A two-day conference is now underway to reflect on the first 25 years of democracy and how the country can map the next quarter.
To know where one is going, they must know where they come from – so the saying goes.
This encapsulated the aim and purpose of the conference held by research institute Mapungubwe Institute for Strategic Reflection (MISTRA), titled ’25 Years of Democracy’.
The two-day conference, held in partnership with the Presidency and other stakeholders, will provide an in-depth reflective analysis and report on the past quarter of democracy and how the country can map the next 25 years.
It therefore seeks to review the strides made on issues of governance and leadership, socio economic transformation, citizenship and identity.
Addressing the official opening of the conference on Tuesday, President Cyril Ramaphosa said while the conference offers an opportunity to take stock of achievements, it is also a platform to identify the challenges, opportunities and tasks of the present and the future.

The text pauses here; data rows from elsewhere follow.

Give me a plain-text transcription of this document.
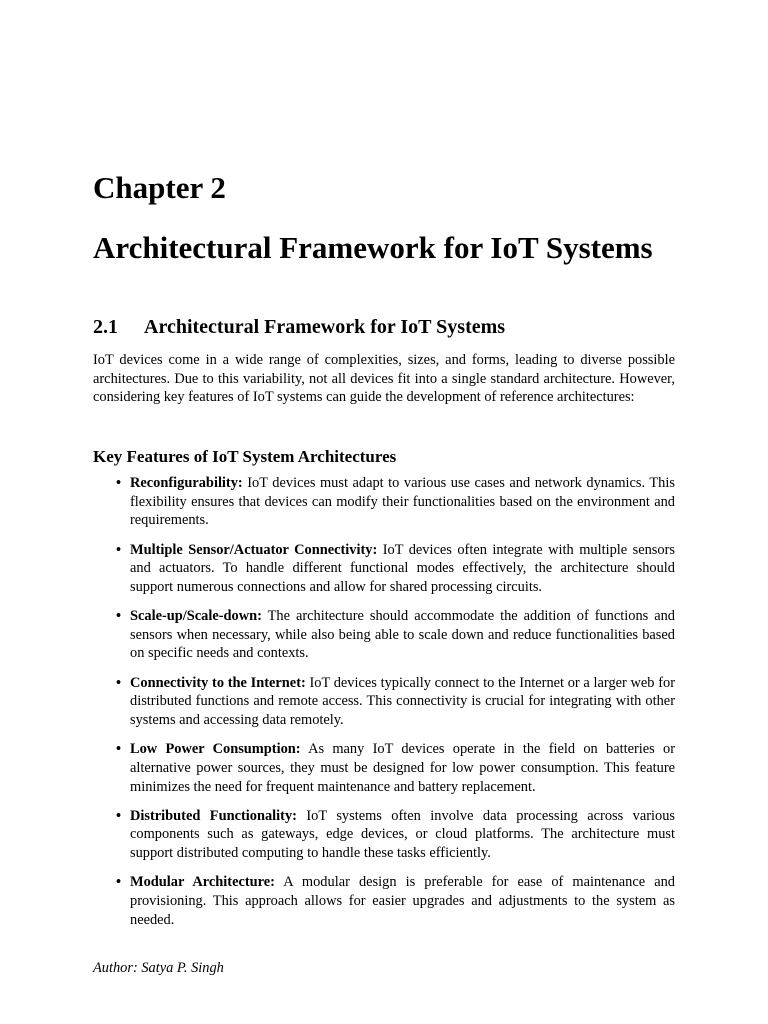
Chapter 2
Architectural Framework for IoT Systems
2.1 Architectural Framework for IoT Systems

IoT devices come in a wide range of complexities, sizes, and forms, leading to diverse possible architectures. Due to this variability, not all devices fit into a single standard architecture. However, considering key features of IoT systems can guide the development of reference architectures:

Key Features of IoT System Architectures
• Reconfigurability: IoT devices must adapt to various use cases and network dynamics. This flexibility ensures that devices can modify their functionalities based on the environment and requirements.
• Multiple Sensor/Actuator Connectivity: IoT devices often integrate with multiple sensors and actuators. To handle different functional modes effectively, the architecture should support numerous connections and allow for shared processing circuits.
• Scale-up/Scale-down: The architecture should accommodate the addition of functions and sensors when necessary, while also being able to scale down and reduce functionalities based on specific needs and contexts.
• Connectivity to the Internet: IoT devices typically connect to the Internet or a larger web for distributed functions and remote access. This connectivity is crucial for integrating with other systems and accessing data remotely.
• Low Power Consumption: As many IoT devices operate in the field on batteries or alternative power sources, they must be designed for low power consumption. This feature minimizes the need for frequent maintenance and battery replacement.
• Distributed Functionality: IoT systems often involve data processing across various components such as gateways, edge devices, or cloud platforms. The architecture must support distributed computing to handle these tasks efficiently.
• Modular Architecture: A modular design is preferable for ease of maintenance and provisioning. This approach allows for easier upgrades and adjustments to the system as needed.
Author: Satya P. Singh
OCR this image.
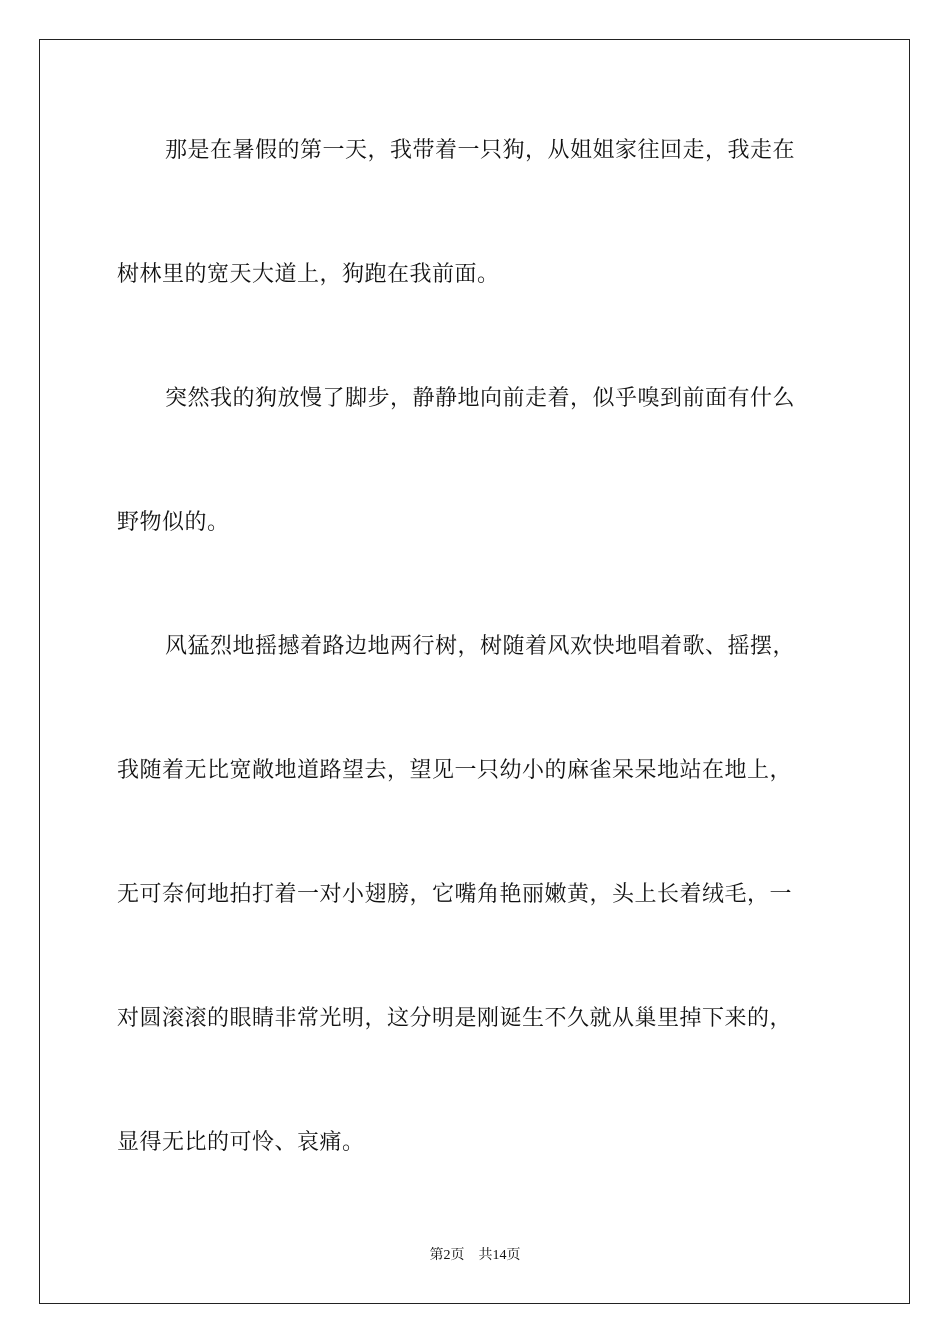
那是在暑假的第一天，我带着一只狗，从姐姐家往回走，我走在
树林里的宽天大道上，狗跑在我前面。
突然我的狗放慢了脚步，静静地向前走着，似乎嗅到前面有什么
野物似的。
风猛烈地摇撼着路边地两行树，树随着风欢快地唱着歌、摇摆，
我随着无比宽敞地道路望去，望见一只幼小的麻雀呆呆地站在地上，
无可奈何地拍打着一对小翅膀，它嘴角艳丽嫩黄，头上长着绒毛，一
对圆滚滚的眼睛非常光明，这分明是刚诞生不久就从巢里掉下来的，
显得无比的可怜、哀痛。
第2页 共14页
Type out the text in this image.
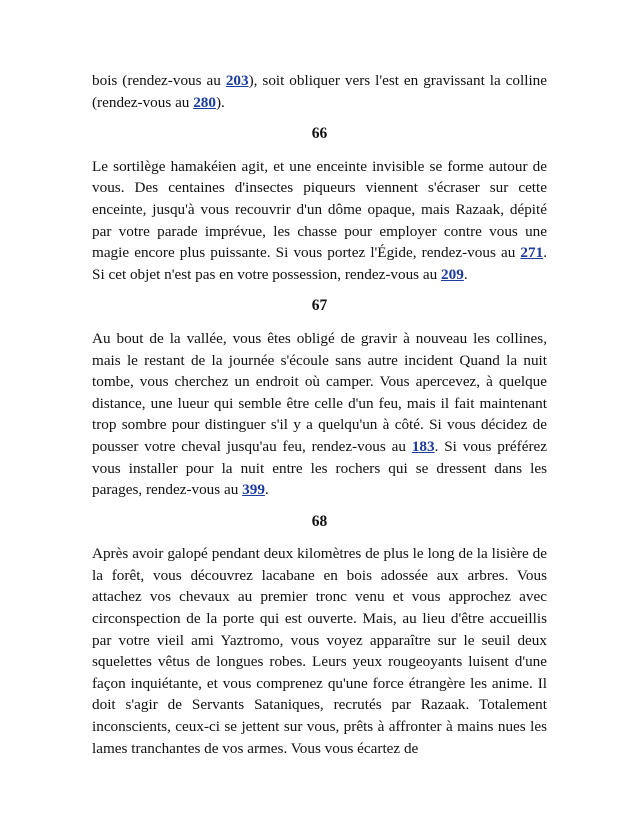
bois (rendez-vous au 203), soit obliquer vers l'est en gravissant la colline (rendez-vous au 280).

66

Le sortilège hamakéien agit, et une enceinte invisible se forme autour de vous. Des centaines d'insectes piqueurs viennent s'écraser sur cette enceinte, jusqu'à vous recouvrir d'un dôme opaque, mais Razaak, dépité par votre parade imprévue, les chasse pour employer contre vous une magie encore plus puissante. Si vous portez l'Égide, rendez-vous au 271. Si cet objet n'est pas en votre possession, rendez-vous au 209.

67

Au bout de la vallée, vous êtes obligé de gravir à nouveau les collines, mais le restant de la journée s'écoule sans autre incident Quand la nuit tombe, vous cherchez un endroit où camper. Vous apercevez, à quelque distance, une lueur qui semble être celle d'un feu, mais il fait maintenant trop sombre pour distinguer s'il y a quelqu'un à côté. Si vous décidez de pousser votre cheval jusqu'au feu, rendez-vous au 183. Si vous préférez vous installer pour la nuit entre les rochers qui se dressent dans les parages, rendez-vous au 399.

68

Après avoir galopé pendant deux kilomètres de plus le long de la lisière de la forêt, vous découvrez lacabane en bois adossée aux arbres. Vous attachez vos chevaux au premier tronc venu et vous approchez avec circonspection de la porte qui est ouverte. Mais, au lieu d'être accueillis par votre vieil ami Yaztromo, vous voyez apparaître sur le seuil deux squelettes vêtus de longues robes. Leurs yeux rougeoyants luisent d'une façon inquiétante, et vous comprenez qu'une force étrangère les anime. Il doit s'agir de Servants Sataniques, recrutés par Razaak. Totalement inconscients, ceux-ci se jettent sur vous, prêts à affronter à mains nues les lames tranchantes de vos armes. Vous vous écartez de
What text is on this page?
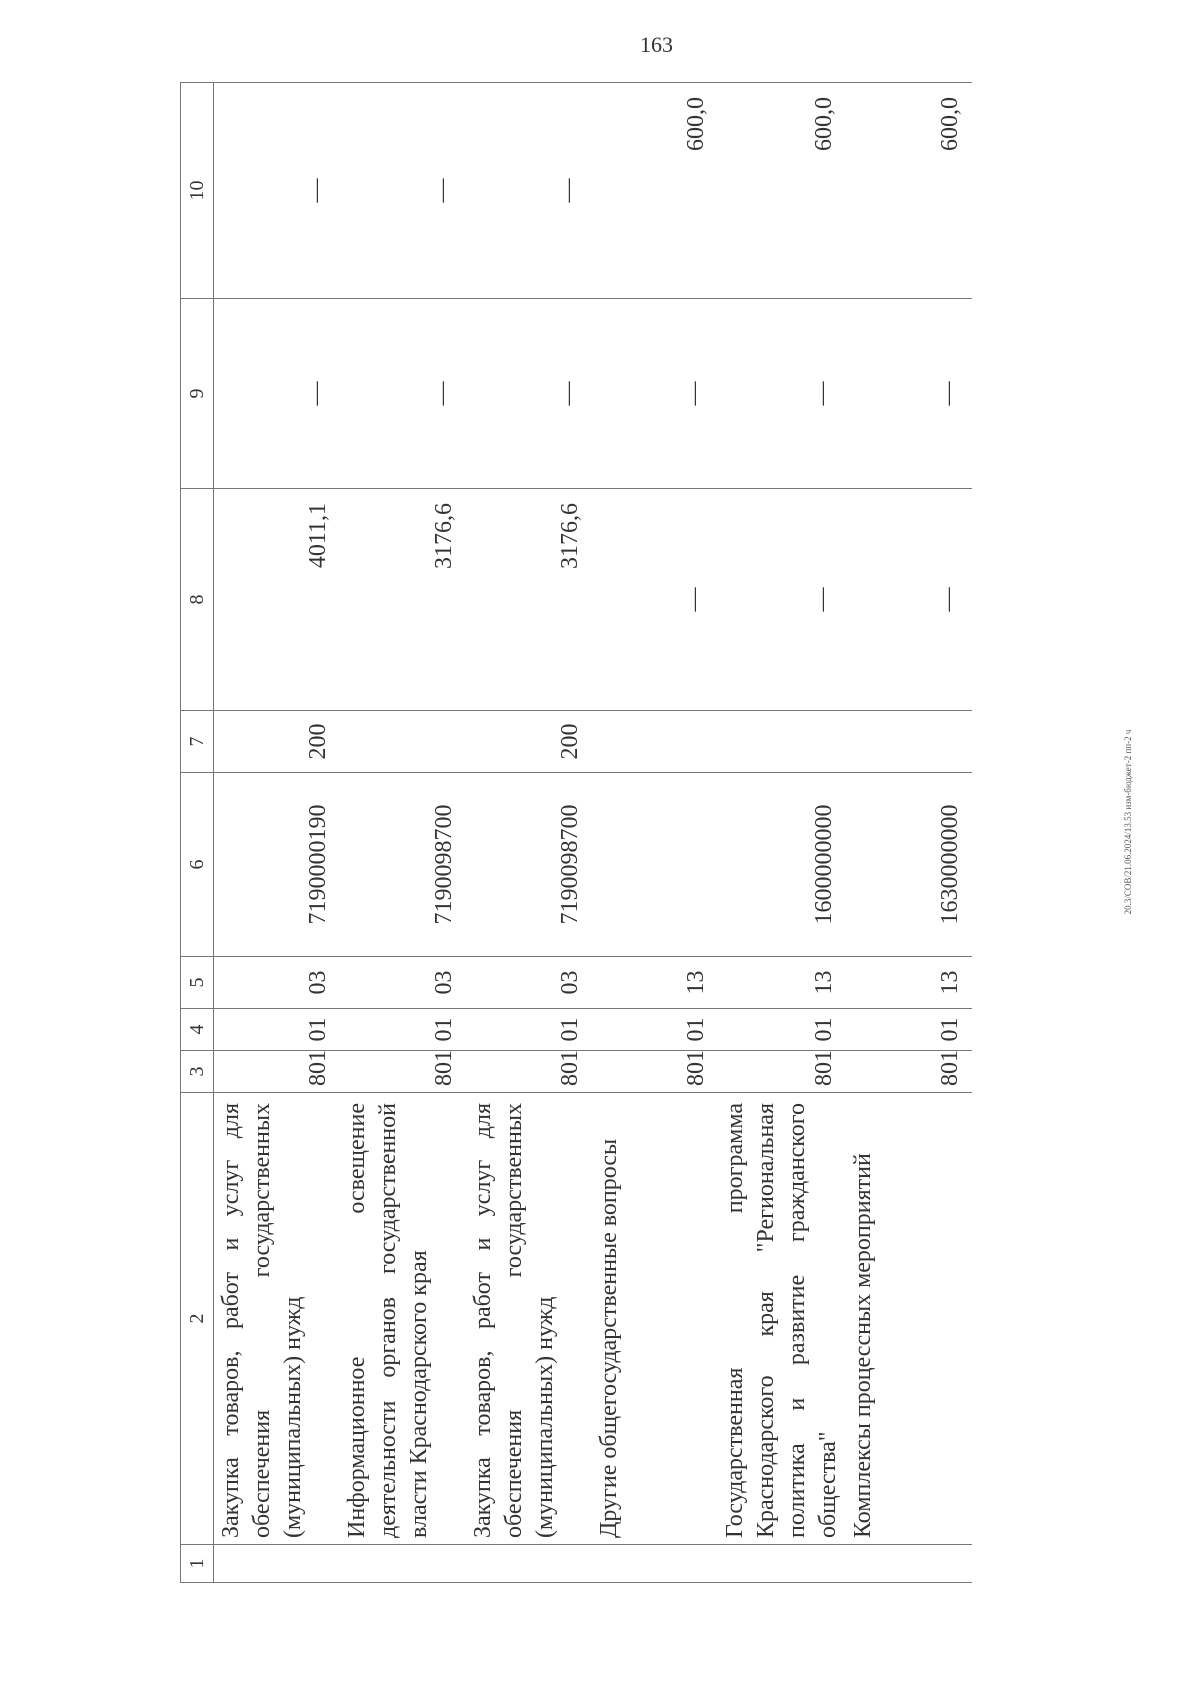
163
20.3/СОВ/21.06.2024/13.53 изм-бюджет-2 пп-2 ч
1	2	3	4	5	6	7	8	9	10
	Закупка товаров, работ и услуг для обеспечения государственных (муниципальных) нужд	801	01	03	7190000190	200	4011,1	—	—
	Информационное освещение деятельности органов государственной власти Краснодарского края	801	01	03	7190098700		3176,6	—	—
	Закупка товаров, работ и услуг для обеспечения государственных (муниципальных) нужд	801	01	03	7190098700	200	3176,6	—	—
	Другие общегосударственные вопросы	801	01	13			—	—	600,0
	Государственная программа Краснодарского края "Региональная политика и развитие гражданского общества"	801	01	13	1600000000		—	—	600,0
	Комплексы процессных мероприятий	801	01	13	1630000000		—	—	600,0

“Research and academic institutions have a critical role to play in advising government [and] in providing the necessary data that informs our planning models.
“As I said in the State of the Nation Address a few weeks ago, this is a government that is not afraid of new ideas, and of new ways of thinking,” said the President.
Leveraging on collaborative intellectual efforts, the President highlighted that fundamental to the task of nation building is the removal of race, gender and class as determinants of economic and social advancement.
“It is about substantially reducing inequality and creating a fairer, more just society,” said the President.
Reducing poverty and inequality and growing the economy are among the issues highlighted as ways to build on the country’s achievements and to better prepare for the next 25 years.
The President emphasised that the National Development Plan (NDP) remains government’s lodestar in moving the country forward.
“Attainment of the NDP’s Vision 2030 rests on having an educated, skilled and capable workforce. To produce more graduates in the critical skills needed by our economy, we have to work more closely with universities, TVET colleges and other educational institutions,” said the President.
The President punted the need for government to fast track the implementation of its policies.
“We have to reflect as government, particularly on whether our implementation model in its current iteration has effectively met our development needs.
“In attempting to do too much and not coordinating our actions within and between departments, we have been found wanting,” he said.
Sithembile Mbete, a Political Science Lecturer at the University of Pretoria, echoed the President’s sentiments on implementation and the need for structural reform.
“Structural change is fundamentally restructuring your society so it enables the people in their teens and twenties, and doesn’t destroy them,” she said.
University of Johannesburg Vice Chancellor Tshilidzi Marwala emphasised the need for government, in preparation for the next quarter of democracy, to be cognisant that the world of work is shrinking.
“If you look at unemployment in South Africa, it’s because we have been deindustrialising. If we are to become relevant again, we need to find what makes us competitive,” he said.
The official review of the 25-Year government report will also be presented at the two-day conference.
Minister in the Presidency Jackson Mthembu will officially close the conference on Wednesday.